Japanese Prime Minister Shinzo Abe’s decision to call a sudden election has paid off with his ruling coalition winning more than two-thirds of Parliament’s 465 seats. This victory puts him on course to be the longest ever serving prime minister in post-war Japan.
Abe’s Liberal Democratic Party-led (LDP) coalition won a combined 312 seats, keeping its two-thirds supermajority in the 465 members lower house.
A strong win raises the likelihood that Abe, who took office in December 2012, will secure a third three-year term as LDP leader next September and go on to become Japan’s longest-serving premier. It also means his “Abenomics” growth strategy centred on the hyper-easy monetary policy will likely continue.
The US-drafted constitution’s Article 9, if taken literally, bans the maintenance of armed forces. But Japanese governments have interpreted it to allow a military exclusively for self-defence. It is thought that it would codify the status quo. According to his critics, it would allow an expanded role overseas for the military.
Abe also mentioned in his campaigning speech that rather sticking to his plans for 2020, he would encourage and deepen debate and would like to include as many people as possible to inculcate citizens status over the plans. It has been found out that the LDP’s junior partner, the Kometio, is cautious about changing the Constitution drawn up by after Japan’s defeat in the II World War. Japan may be able to meet a target for nuclear energy to provide about one-fifth of the country’s electricity by 2030 as public acceptance may be improving and Abe soon restores public’s confidence and acceptance for the same.
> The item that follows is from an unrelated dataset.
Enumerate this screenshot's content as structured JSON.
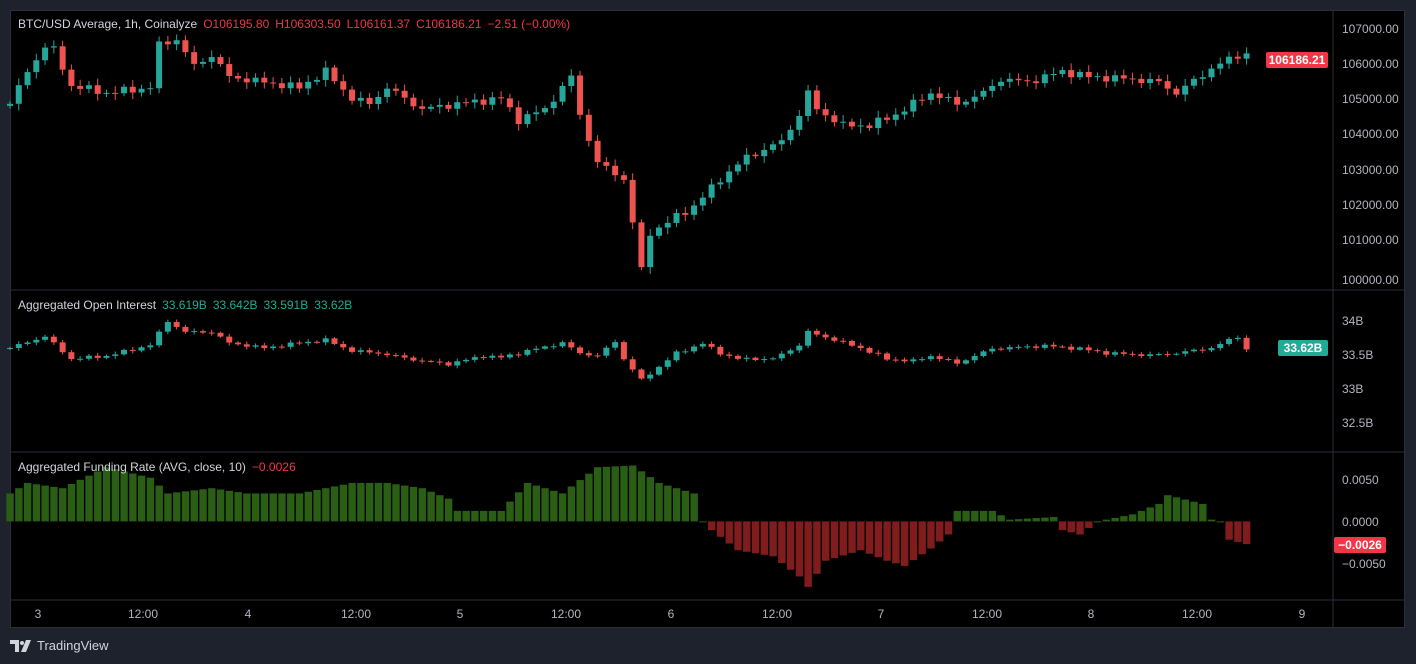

The Constitution will be the most important political issue and pro-constitutional change parties occupy more than two-thirds of the parliament as amendments must be approved by two-thirds of each chamber of Parliament and then by a majority in a public referendum. Such referendums are tricky.
Abe has declared that he needed a new mandate to tackle a national crisis from North Korea’s missile and nuclear threats and a fast-ageing population and to approve his idea of diverting revenue from a planned sales tax hike to education and child care from public debt repayment.
India’s response –
Prime Minister Narendra Modi congratulated his Japanese counterpart Shinzo Abe on his re-election and mentioned that he would look further to strengthen the relations between the two countries. Modi and Abe share a great relationship and have met several times over the last three years.